Yortw / RSSDP

Really Simple Service Discovery Protocol - a 100% .Net implementation of the SSDP protocol for publishing custom/basic devices, and discovering all device types on a network.
http://yortw.github.io/RSSDP/
MIT License
282 stars 66 forks source link

Android does not find UPnP devices on wireless network(Xamarin Forms) #87

Open skaletech opened 5 years ago

skaletech commented 5 years ago

I have read the FAQ and applied these two answers:

I get notifications but no search results, why?
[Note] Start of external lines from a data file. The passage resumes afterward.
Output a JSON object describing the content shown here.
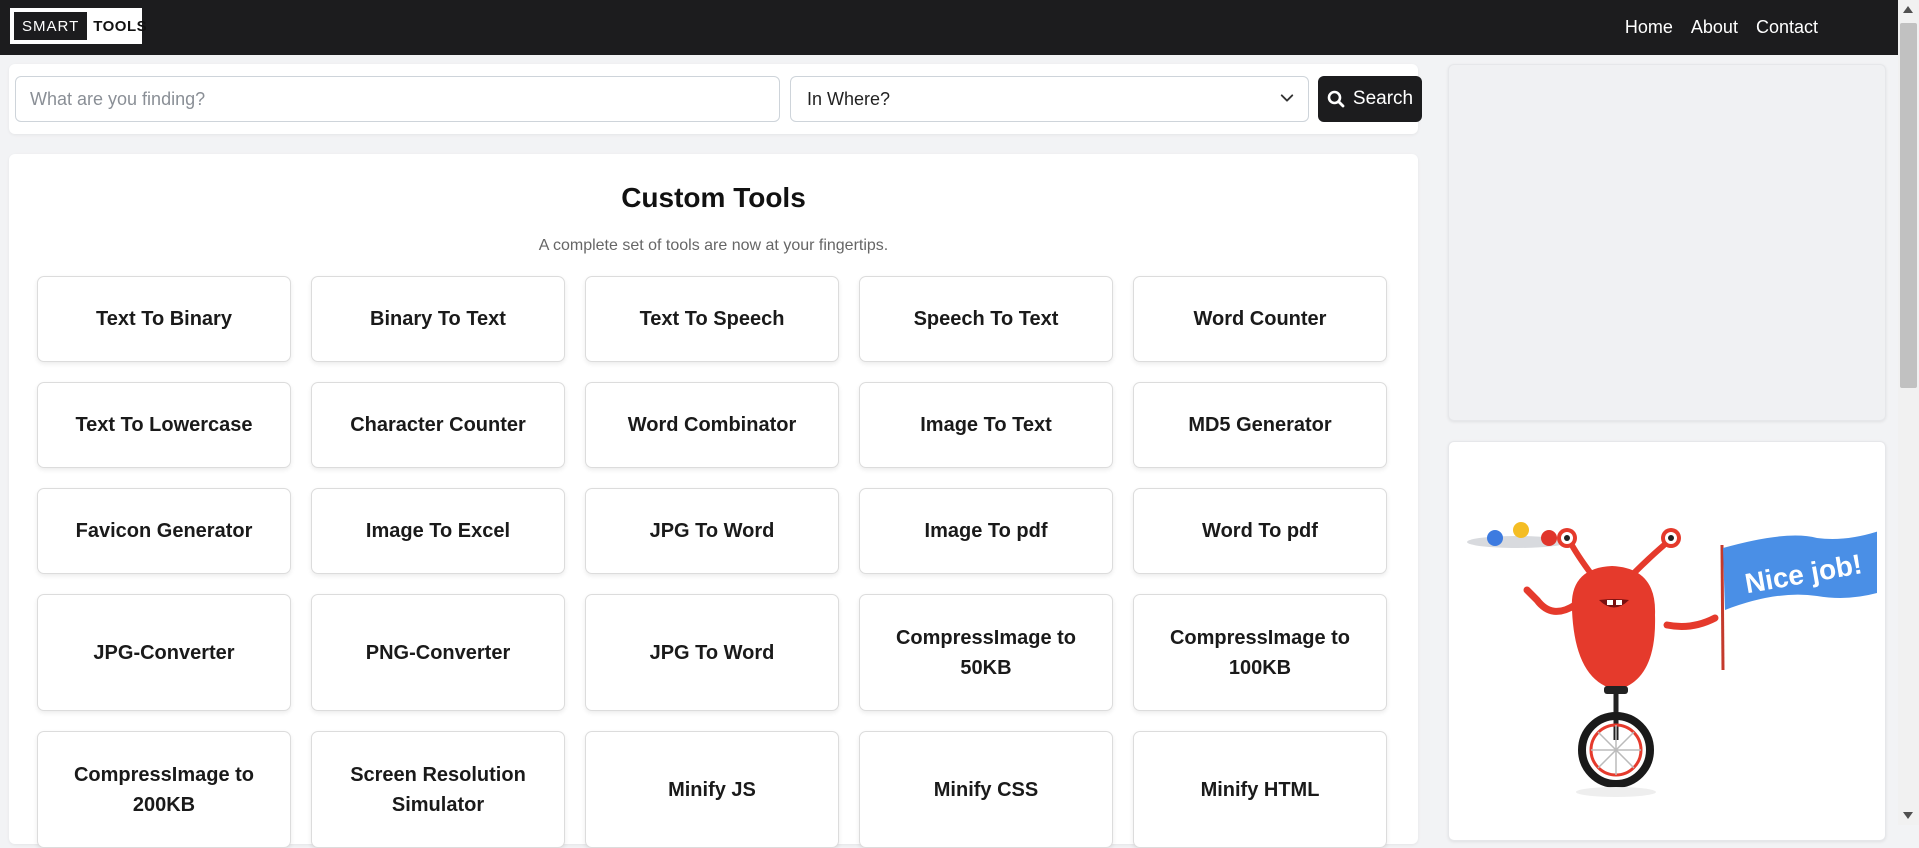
{
  "logo": {
    "part1": "SMART",
    "part2": "TOOLS"
  },
  "nav": {
    "home": "Home",
    "about": "About",
    "contact": "Contact"
  },
  "search": {
    "placeholder": "What are you finding?",
    "value": "",
    "select_value": "In Where?",
    "button_label": "Search"
  },
  "tools": {
    "title": "Custom Tools",
    "subtitle": "A complete set of tools are now at your fingertips.",
    "items": [
      "Text To Binary",
      "Binary To Text",
      "Text To Speech",
      "Speech To Text",
      "Word Counter",
      "Text To Lowercase",
      "Character Counter",
      "Word Combinator",
      "Image To Text",
      "MD5 Generator",
      "Favicon Generator",
      "Image To Excel",
      "JPG To Word",
      "Image To pdf",
      "Word To pdf",
      "JPG-Converter",
      "PNG-Converter",
      "JPG To Word",
      "CompressImage to 50KB",
      "CompressImage to 100KB",
      "CompressImage to 200KB",
      "Screen Resolution Simulator",
      "Minify JS",
      "Minify CSS",
      "Minify HTML"
    ]
  },
  "sidebar_image": {
    "banner_text": "Nice job!"
  },
  "colors": {
    "navbar": "#1c1c1e",
    "page_bg": "#f2f3f5",
    "accent": "#1c1c1e",
    "banner": "#4a8fe6",
    "monster": "#e53a2c"
  }
}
I don't get search results or notifications?

My code is simple:

        private SsdpDeviceLocator _DeviceLocator;
        private static List<SsdpDevice> DeviceLst { get; set; }

        // Call this method from somewhere in your code to start the search.
        public void BeginSearch() {
            DeviceLst = new List<SsdpDevice>();
            IPAddress localNetwork = Dns.GetHostAddresses(Dns.GetHostName())
                .Where(ia => (ia.AddressFamily == AddressFamily.InterNetwork)).First();
            Rssdp.Infrastructure.SsdpCommunicationsServer localPortServer =
                new Rssdp.Infrastructure.SsdpCommunicationsServer(new Rssdp.SocketFactory(localNetwork.ToString()), 60000);
            _DeviceLocator = new SsdpDeviceLocator(localPortServer);

            // (Optional) Set the filter so we only see notifications for devices we care about
            // (can be any search target value i.e device type, uuid value etc - any value that appears in the
            // DiscoverdSsdpDevice.NotificationType property or that is used with the searchTarget parameter of the Search method).
            //_DeviceLocator.NotificationFilter = "upnp:rootdevice";
            _DeviceLocator.DeviceAvailable += deviceLocator_DeviceAvailable;
            _DeviceLocator.StartListeningForNotifications();
            _DeviceLocator.SearchAsync();
        }

        public void PauseSearch() {
            _DeviceLocator.StopListeningForNotifications();
            _DeviceLocator.Dispose();
            _DeviceLocator = null;
        }

        async static void deviceLocator_DeviceAvailable(object sender, DeviceAvailableEventArgs e) {
            var fullDevice = await e.DiscoveredDevice.GetDeviceInfo();
            lock(DeviceLst) {
                if(!DeviceLst.Any(c => c.Uuid == fullDevice.Uuid)) {
                    DeviceLst.Add(fullDevice);
                    (Application.Current as App).DeviceListView.ItemsSource = DeviceLst;
                }
            }
        }

I can see the device in Device Spy, and I can see both M-SEARCH and NOTIFY messages in Device Sniffer.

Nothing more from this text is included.